Do dramatycznych wydarzeń doszło w kamienicy na wrocławskim Brochowie. Ze wstępnych ustaleń policji wynika, że do jednego z mieszkań wtargnęła 35-letnia wrocławianka. Wymachując nożem, w wulgarny sposób zaczęła grozić przebywającej w mieszkaniu kobiecie, że ją zabije. Na szczęście całą swoją agresję wyładowała na drzwiach do mieszkania, które uszkodziła trzymanym w ręku nożem, po czym, gdy trochę ochłonęła, wyszła z mieszkania.
Roztrzęsiona lokatorka natychmiast wezwała policję. Wkrótce na miejscu pojawili się funkcjonariusze i już po kilku minutach namierzyli agresywną kobietę, która wraz z koleżanką siedziała w zaparkowanym w pobliżu samochodzie.
- 35-letnia mieszkanka Wrocławia przyznała się do popełnienia wspomnianych czynów, a także starała się wytłumaczyć swoje zachowanie - informuje sierż. szt. Krzysztof Marcjan z Komendy Miejskiej Policji we Wrocławiu. - Kobieta twierdziła, że wszystko to spowodowane było… zazdrością o męża. Wrocławianka twierdziła, że chciała „tylko nastraszyć” poszkodowaną kobietę.

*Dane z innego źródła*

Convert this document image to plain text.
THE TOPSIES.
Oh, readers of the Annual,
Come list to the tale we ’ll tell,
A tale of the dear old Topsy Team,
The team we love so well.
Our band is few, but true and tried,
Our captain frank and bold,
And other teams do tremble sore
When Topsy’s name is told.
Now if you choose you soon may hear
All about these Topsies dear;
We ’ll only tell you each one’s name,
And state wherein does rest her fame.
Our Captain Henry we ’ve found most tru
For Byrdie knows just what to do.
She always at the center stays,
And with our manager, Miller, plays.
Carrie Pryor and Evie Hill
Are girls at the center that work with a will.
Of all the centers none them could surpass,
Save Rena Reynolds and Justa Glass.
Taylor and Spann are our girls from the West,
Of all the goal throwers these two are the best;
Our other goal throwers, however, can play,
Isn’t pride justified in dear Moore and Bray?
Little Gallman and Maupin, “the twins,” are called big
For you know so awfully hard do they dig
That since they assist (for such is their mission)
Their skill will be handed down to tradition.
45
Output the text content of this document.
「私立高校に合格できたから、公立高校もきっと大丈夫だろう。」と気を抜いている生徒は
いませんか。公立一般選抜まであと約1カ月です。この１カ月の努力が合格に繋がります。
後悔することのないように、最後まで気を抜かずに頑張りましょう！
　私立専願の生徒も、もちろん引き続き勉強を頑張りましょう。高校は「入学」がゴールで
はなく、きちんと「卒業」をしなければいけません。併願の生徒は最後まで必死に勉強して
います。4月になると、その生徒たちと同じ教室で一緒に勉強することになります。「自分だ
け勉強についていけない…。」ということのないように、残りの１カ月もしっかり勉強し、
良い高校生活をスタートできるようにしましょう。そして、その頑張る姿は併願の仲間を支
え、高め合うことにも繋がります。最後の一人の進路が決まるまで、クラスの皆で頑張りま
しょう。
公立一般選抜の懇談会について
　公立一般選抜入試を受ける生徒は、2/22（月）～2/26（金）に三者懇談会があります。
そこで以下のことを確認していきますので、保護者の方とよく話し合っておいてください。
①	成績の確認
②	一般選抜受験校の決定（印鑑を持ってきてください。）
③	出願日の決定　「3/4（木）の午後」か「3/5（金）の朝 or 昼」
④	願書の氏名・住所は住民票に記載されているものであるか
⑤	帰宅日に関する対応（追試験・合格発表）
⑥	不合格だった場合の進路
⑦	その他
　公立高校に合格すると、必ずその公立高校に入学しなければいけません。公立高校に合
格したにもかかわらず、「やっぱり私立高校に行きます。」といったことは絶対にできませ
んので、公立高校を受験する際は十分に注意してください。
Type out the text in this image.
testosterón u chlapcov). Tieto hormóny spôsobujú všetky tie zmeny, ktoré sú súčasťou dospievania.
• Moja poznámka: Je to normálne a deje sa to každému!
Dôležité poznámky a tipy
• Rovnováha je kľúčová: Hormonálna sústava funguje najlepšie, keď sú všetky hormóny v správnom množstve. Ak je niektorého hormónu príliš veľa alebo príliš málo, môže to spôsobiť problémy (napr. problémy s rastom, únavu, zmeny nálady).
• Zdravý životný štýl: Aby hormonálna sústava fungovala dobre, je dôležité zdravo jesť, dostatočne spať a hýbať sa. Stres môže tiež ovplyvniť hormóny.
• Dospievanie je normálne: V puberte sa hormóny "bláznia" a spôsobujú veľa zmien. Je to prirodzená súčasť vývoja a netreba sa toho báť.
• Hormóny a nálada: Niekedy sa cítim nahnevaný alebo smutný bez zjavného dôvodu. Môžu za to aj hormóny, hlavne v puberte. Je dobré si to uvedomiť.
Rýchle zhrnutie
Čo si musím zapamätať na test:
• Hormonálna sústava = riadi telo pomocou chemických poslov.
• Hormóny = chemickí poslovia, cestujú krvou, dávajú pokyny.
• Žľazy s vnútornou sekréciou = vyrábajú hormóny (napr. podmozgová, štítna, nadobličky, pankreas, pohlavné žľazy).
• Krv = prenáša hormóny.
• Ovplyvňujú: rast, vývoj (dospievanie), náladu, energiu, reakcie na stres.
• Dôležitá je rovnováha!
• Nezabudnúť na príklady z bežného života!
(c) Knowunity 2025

W schowku jej samochodu policjanci znaleźli nóż, którym prawdopodobnie 35-latka groziła napadniętej kobiecie. W związku z podejrzeniem popełnienia dwóch przestępstw - gróźb karalnych oraz zniszczenia mienia – kobieta została zatrzymana. O jej dalszym losie zdecyduje sąd.